What are some reasons to disagree with Macintyre's emotivism and enlightenment in After Virtue?

Emotivism describes a system of ethics and moral philosophy that regards ethical judgements as expressions of emotions, attitudes, and feelings, rather than objective assertions. For emotivists, moral statements do not appeal to objective facts, but are relative in nature. Rather than expressing a truth claim, they describe an emotional state.
One way to critique emotivism is to find philosophical alternatives to its central claims. The dominant paradigm within liberal political theory treats human emotion with suspicion. This can be traced back to Descartes, who went to great lengths to parse the difference between mind and body. Descartes's famous maxim "I think, therefore I am" describes his mistrust in the bodily emotions in favor of the certainty that comes with reason. This school of thought came to be known as rationalism and included the likes of Thomas Hobbes and Spinoza.

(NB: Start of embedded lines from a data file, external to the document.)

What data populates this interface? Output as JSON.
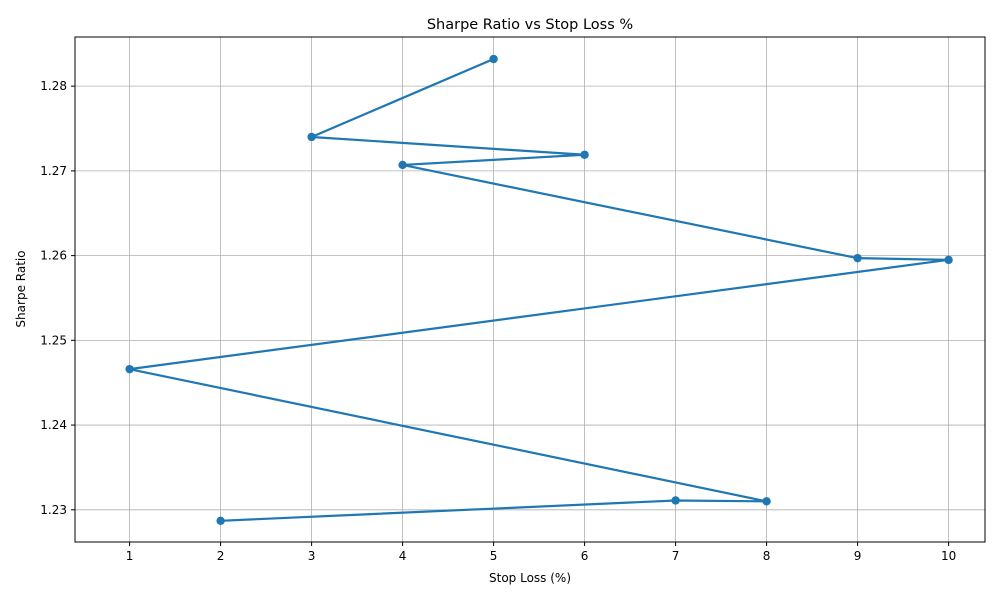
{
  "chart_data": {
    "type": "line",
    "title": "Sharpe Ratio vs Stop Loss %",
    "xlabel": "Stop Loss (%)",
    "ylabel": "Sharpe Ratio",
    "xlim": [
      0.4,
      10.4
    ],
    "ylim": [
      1.2262,
      1.2858
    ],
    "xticks": [
      1,
      2,
      3,
      4,
      5,
      6,
      7,
      8,
      9,
      10
    ],
    "yticks": [
      1.23,
      1.24,
      1.25,
      1.26,
      1.27,
      1.28
    ],
    "ytick_labels": [
      "1.23",
      "1.24",
      "1.25",
      "1.26",
      "1.27",
      "1.28"
    ],
    "grid": true,
    "series": [
      {
        "color": "#1f77b4",
        "marker": "circle",
        "points": [
          {
            "x": 5,
            "y": 1.2832
          },
          {
            "x": 3,
            "y": 1.274
          },
          {
            "x": 6,
            "y": 1.2719
          },
          {
            "x": 4,
            "y": 1.2707
          },
          {
            "x": 9,
            "y": 1.2597
          },
          {
            "x": 10,
            "y": 1.2595
          },
          {
            "x": 1,
            "y": 1.2466
          },
          {
            "x": 8,
            "y": 1.231
          },
          {
            "x": 7,
            "y": 1.2311
          },
          {
            "x": 2,
            "y": 1.2287
          }
        ]
      }
    ]
  }
}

For MacIntyre, the Enlightenment failed in its quest for a universal solution to the human condition and, in doing so, promoted a form of reason responsible for the contemporary social milieu. He wants to seek out theories that don't attempt a final, ultimate solution or make claims to absolute certainty. MacIntyre's indictment of the Enlightenment paints a broad brush over a constellation of thinkers with quite different views. To counter MacIntyre, one might argue that the Enlightenment made some positive improvements to our political culture by promoting transparent public discourse, and above all, the idea that humans deserve to be the authors of their own decisions.
MacIntyre believes he is avoiding the emotivism in thinkers such as Sartre and Nietzsche by returning moral philosophy to Aristotle and Aquinas, for whom he thinks hold out for a moral rationality reluctant to claim universality.